The smartphone market Apple spent the past seven years dominating has matured, and there's increasingly less to differentiate an iPhone from the competition. Apple is now looking up at the competition that passed it by, as they send invitations for a much-buzzed about event in Cupertino on Sept. 10.
It has ceded the software market share crown to Google's Android platform, and hardware market share to Samsung.
As a result, Apple has spent much of 2013 taking a hit in the stock market, with its biggest detractors citing a lack of innovation in the past few years.
This has led for some to suggest that Apple needs to rethink its smartphone a year strategy, lest it wants to suffer the same fate as BlackBerry. They say Apple needs to take a page from Samsung's playbook and offer more; big phones, small phones, cheap phones, and rugged phones.
That would be a mistake.
Virtually every strategic decision that Samsung has made in the past three years lies in opposition to what has made the iPhone so popular.
Design: When it comes to design, Apple has without question set the standard that every other company has chased for the last 10 years. You won't find another smartphone that combines thinness, lightness and attractiveness as well as the iPhone.
Samsung is openly ambivalent about design. It doesn't care much about form or materials, at least not enough to invest the time and money into solving same sorts of design problems Apple does. Plastic is cheap and durable, and for Samsung, that's good enough.

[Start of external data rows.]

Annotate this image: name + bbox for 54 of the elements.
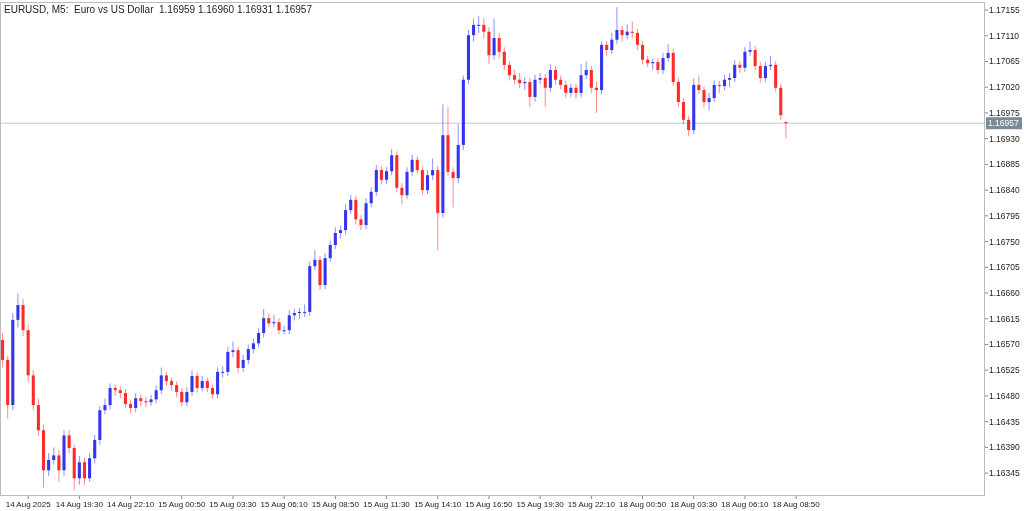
y-tick-label: 1.16750	[989, 236, 1020, 247]
y-tick-label: 1.16885	[989, 159, 1020, 170]
y-tick-label: 1.16435	[989, 416, 1020, 427]
candlestick	[477, 15, 481, 34]
candlestick	[303, 303, 307, 318]
x-tick-label: 14 Aug 22:10	[106, 500, 155, 509]
candlestick	[277, 317, 281, 335]
y-tick-label: 1.16525	[989, 365, 1020, 376]
y-tick-label: 1.17020	[989, 82, 1020, 93]
x-tick-label: 15 Aug 08:50	[311, 500, 360, 509]
y-tick-label: 1.16480	[989, 390, 1020, 401]
y-tick-label: 1.16705	[989, 262, 1020, 273]
candlestick	[707, 92, 711, 111]
x-tick-label: 15 Aug 00:50	[158, 500, 206, 509]
candlestick	[282, 325, 286, 335]
candlestick	[359, 214, 363, 231]
x-tick-label: 15 Aug 22:10	[567, 500, 616, 509]
x-tick-label: 15 Aug 06:10	[260, 500, 309, 509]
x-tick-label: 15 Aug 03:30	[209, 500, 258, 509]
candlestick	[149, 394, 153, 407]
x-tick-label: 18 Aug 03:30	[670, 500, 718, 509]
candlestick	[569, 83, 573, 98]
y-tick-label: 1.16660	[989, 288, 1020, 298]
candlestick	[620, 25, 624, 42]
y-tick-label: 1.17110	[989, 30, 1020, 41]
chart-title: EURUSD, M5: Euro vs US Dollar 1.16959 1.16960 1.16931 1.16957	[4, 4, 313, 15]
x-tick-label: 18 Aug 00:50	[618, 500, 667, 509]
y-tick-label: 1.16975	[989, 107, 1020, 118]
candlestick	[656, 57, 660, 75]
candlestick	[538, 72, 542, 85]
x-tick-label: 15 Aug 16:50	[465, 500, 514, 509]
x-tick-label: 15 Aug 14:10	[414, 500, 462, 509]
ref-line-label: 1.16957	[988, 118, 1019, 129]
x-tick-label: 18 Aug 08:50	[772, 500, 821, 509]
candlestick	[666, 43, 670, 63]
y-tick-label: 1.16570	[989, 339, 1020, 350]
y-tick-label: 1.17155	[989, 4, 1020, 15]
y-tick-label: 1.16345	[989, 468, 1020, 479]
candlestick	[574, 83, 578, 100]
candlestick	[231, 341, 235, 358]
x-tick-label: 14 Aug 2025	[5, 500, 52, 509]
candlestick	[748, 40, 752, 57]
y-tick-label: 1.17065	[989, 56, 1020, 67]
y-tick-label: 1.16615	[989, 313, 1020, 324]
candlestick	[103, 398, 107, 415]
y-tick-label: 1.16390	[989, 442, 1020, 453]
y-tick-label: 1.16840	[989, 185, 1020, 196]
candlestick	[221, 365, 225, 379]
x-tick-label: 15 Aug 19:30	[516, 500, 565, 509]
x-tick-label: 18 Aug 06:10	[721, 500, 770, 509]
y-tick-label: 1.16795	[989, 210, 1020, 221]
x-tick-label: 14 Aug 19:30	[55, 500, 104, 509]
x-tick-label: 15 Aug 11:30	[363, 500, 411, 509]
y-tick-label: 1.16930	[989, 133, 1020, 144]
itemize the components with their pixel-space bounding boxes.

Developers: One of Apple's biggest strengths has been its app ecosystem and developer community. But to follow Samsung's product strategy and offer dozens of phones with considerably different hardware and screen sizes would be to give up a key reason why developers flock to iOS -- it's easy to develop for.
To date, there have been a total of six iPhones. Their processors have largely remained the same, and Apple changed the iPhone screen resolution just twice. That makes the development and testing process on iOS extremely simple for app makers. Ask any developer about their experience on Android, and they'll tell you its a nightmare.

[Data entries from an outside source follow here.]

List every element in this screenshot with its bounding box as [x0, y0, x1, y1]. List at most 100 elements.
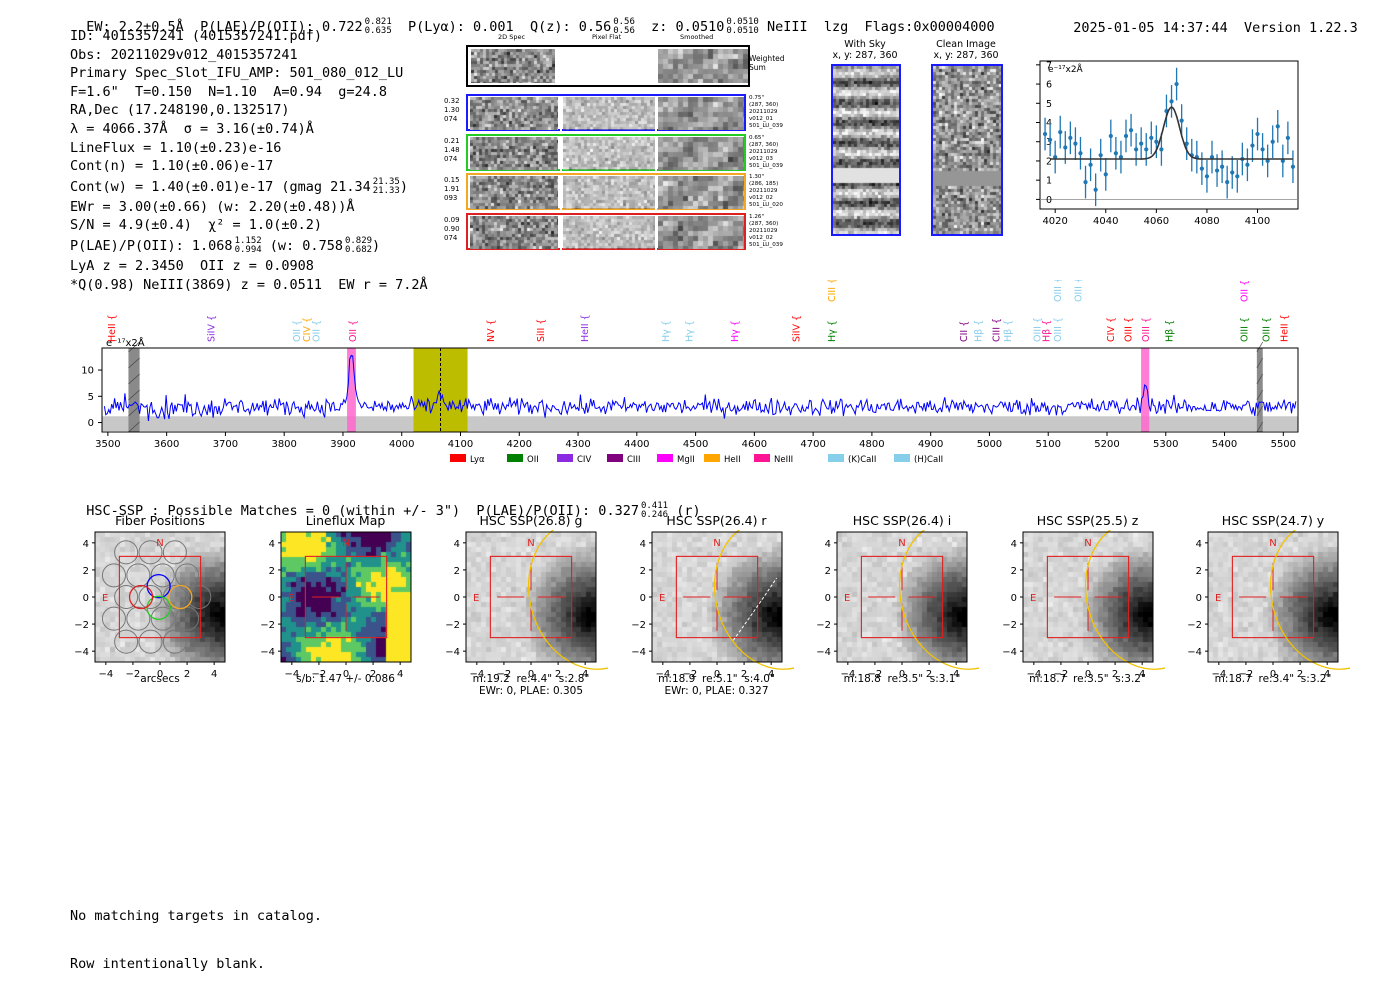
zoom-fit-plot: 4020 4040 4060 4080 4100 0 1 2 3 4 5 6 7e⁻¹⁷x2Å: [1036, 60, 1299, 227]
panel-xtick-label: 2: [555, 669, 561, 680]
spectrum-line-label: CIII {: [991, 318, 1002, 342]
zoom-data-point: [1270, 139, 1275, 144]
panel-ytick-label: 0: [1196, 593, 1202, 604]
spectrum-mask-hatch: [128, 421, 140, 433]
cutout-stat: 093: [444, 194, 458, 202]
spectrum-line-label-text: Hβ {: [974, 320, 985, 342]
zoom-data-point: [1290, 164, 1296, 169]
weighted-sum-label: Weighted Sum: [749, 54, 785, 72]
spectrum-line-label-text: CIII {: [991, 318, 1002, 342]
panel-north-label: N: [898, 538, 905, 549]
panel-galaxy-ellipse: [1084, 530, 1165, 670]
panel-caption-2: EWr: 0, PLAE: 0.327: [664, 685, 769, 697]
legend-label: (H)CaII: [914, 455, 943, 465]
clean-image-coords: x, y: 287, 360: [933, 50, 999, 61]
zoom-ytick-label: 2: [1046, 156, 1052, 167]
panel-ytick-label: 0: [268, 593, 274, 604]
panel-ytick-label: 4: [639, 539, 645, 550]
legend-swatch: [607, 454, 623, 462]
fiber-circle: [162, 629, 187, 654]
spectrum-line-label-text: Hγ {: [661, 320, 672, 342]
zoom-data-point: [1103, 172, 1108, 177]
spectrum-line-label-text: OII {: [348, 320, 359, 342]
spectrum-ytick-label: 0: [88, 418, 94, 429]
panel-xtick-label: −2: [868, 669, 883, 680]
spectrum-xtick-label: 5500: [1271, 439, 1296, 450]
with-sky-coords: x, y: 287, 360: [832, 50, 898, 61]
panel-title: Fiber Positions: [115, 513, 205, 528]
cutout-meta: 20211029: [749, 188, 778, 194]
panel-dashed-arc: [732, 577, 777, 641]
cutout-left-stats: 0.15 1.91 093: [444, 176, 466, 203]
zoom-data-point: [1093, 187, 1098, 192]
zoom-data-point: [1204, 174, 1210, 179]
info-q: *Q(0.98) NeIII(3869) z = 0.0511 EW r = 7…: [70, 276, 428, 293]
spectrum-line-label: OII {: [311, 320, 322, 342]
cutout-pixflat-image: [563, 97, 655, 130]
zoom-xtick-label: 4020: [1042, 216, 1067, 227]
spectrum-line-label: CIV {: [302, 317, 313, 342]
panel-figure: N E 4 2 0 −2 −4 −4 −2 0 2 4: [74, 531, 226, 680]
panel-xtick-label: −2: [1053, 669, 1068, 680]
spectrum-line-label: OIII {: [1141, 317, 1152, 342]
spectrum-xtick-label: 4100: [448, 439, 473, 450]
panel-image: [466, 532, 596, 662]
panel-ytick-label: 0: [83, 593, 89, 604]
info-radec: RA,Dec (17.248190,0.132517): [70, 102, 290, 119]
panel-target-box: [304, 555, 387, 639]
panel-ytick-label: 0: [639, 593, 645, 604]
spectrum-mask-hatch: [128, 405, 140, 417]
panel-xtick-label: 4: [767, 669, 773, 680]
panel-east-label: E: [473, 593, 479, 604]
zoom-ytick-label: 1: [1046, 176, 1052, 187]
cutout-stat: 074: [444, 154, 458, 163]
info-plae-close: ): [372, 237, 381, 254]
legend-swatch: [704, 454, 720, 462]
panel-target-box: [118, 555, 202, 639]
panel-ytick-label: 4: [1196, 539, 1202, 550]
spectrum-xtick-label: 3700: [213, 439, 238, 450]
spectrum-line-label: Hγ {: [730, 320, 741, 342]
panel-ytick-label: −4: [445, 647, 460, 658]
cutout-meta: 501_LU_039: [749, 241, 783, 248]
panel-ytick-label: −4: [260, 647, 275, 658]
panel-figure: N E 4 2 0 −2 −4 −4 −2 0 2 4: [445, 530, 608, 680]
fiber-circle: [114, 584, 139, 610]
cutout-meta: v012_03: [749, 155, 773, 162]
zoom-ytick-label: 6: [1046, 80, 1052, 91]
panel-north-label: N: [527, 538, 534, 549]
spectrum-masked-band: [1256, 348, 1263, 432]
legend-swatch: [557, 454, 573, 462]
spectrum-xtick-label: 5000: [977, 439, 1002, 450]
zoom-xtick-label: 4080: [1194, 216, 1219, 227]
panel-image: [1208, 532, 1338, 662]
spectrum-line: [103, 354, 1297, 422]
zoom-data-point: [1144, 147, 1149, 152]
panel-xtick-label: −2: [1239, 669, 1254, 680]
panel-xtick-label: 2: [926, 669, 932, 680]
spectrum-xtick-label: 3600: [154, 439, 179, 450]
spectrum-line-label-text: SiIV {: [207, 315, 218, 342]
panel-xtick-label: 0: [528, 669, 534, 680]
panel-xtick-label: −4: [1026, 669, 1041, 680]
zoom-data-point: [1265, 158, 1270, 164]
hsc-title: HSC-SSP : Possible Matches = 0 (within +…: [70, 486, 700, 520]
spectrum-line-label: OIII {: [1074, 280, 1085, 302]
zoom-data-point: [1220, 164, 1225, 169]
spectrum-xtick-label: 5200: [1094, 439, 1119, 450]
panel-title: HSC SSP(26.8) g: [479, 513, 583, 528]
fiber-circle: [150, 563, 175, 588]
zoom-xtick-label: 4060: [1144, 216, 1169, 227]
panel-xtick-label: 2: [1111, 669, 1117, 680]
spectrum-line-label: HeII {: [107, 314, 118, 342]
panel-xtick-label: 0: [1084, 669, 1090, 680]
legend-label: (K)CaII: [848, 455, 876, 465]
cutout-2dspec-image: [470, 176, 558, 209]
spectrum-mask-hatch: [1256, 341, 1264, 353]
zoom-data-point: [1048, 137, 1053, 142]
zoom-ytick-label: 0: [1046, 195, 1052, 206]
header-right: 2025-01-05 14:37:44 Version 1.22.3: [1057, 4, 1358, 36]
cutout-right-meta: 0.75" (287, 360) 20211029 v012_01 501_LU_039: [749, 95, 789, 130]
zoom-data-point: [1179, 118, 1184, 123]
spectrum-line-label-text: NV {: [486, 319, 497, 342]
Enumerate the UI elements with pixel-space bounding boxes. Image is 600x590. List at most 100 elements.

If Apple were to chase Samsung, it would risk losing out on getting the best and most innovative apps first. Apple absolutely cannot afford that.
Consumers: Apple's strategy has made the iPhone purchasing experience idiot-proof. It's available on just about every U.S. carrier, and Apple sells three versions: good (iPhone 4), better (iPhone 4S) and best (iPhone 5).
At this point, there are those who like the iPhone, and those who don't. Unlike Samsung, which has dozens of other Android competitiors, Apple doesn't have any other rivals who make iOS smartphones. That means Apple doesn't have to pander to consumers in quite the same way. As long as a certain level of quality is met, a significant consumer base will always be there.
Sure, we're going to see a lower cost iPhone appear later in September. We might eventually see a larger iPhone appear as a response to a natural shift in consumer demand.
What we won't see is an entire family of iPhones attempting to cater to every niche consumer out there.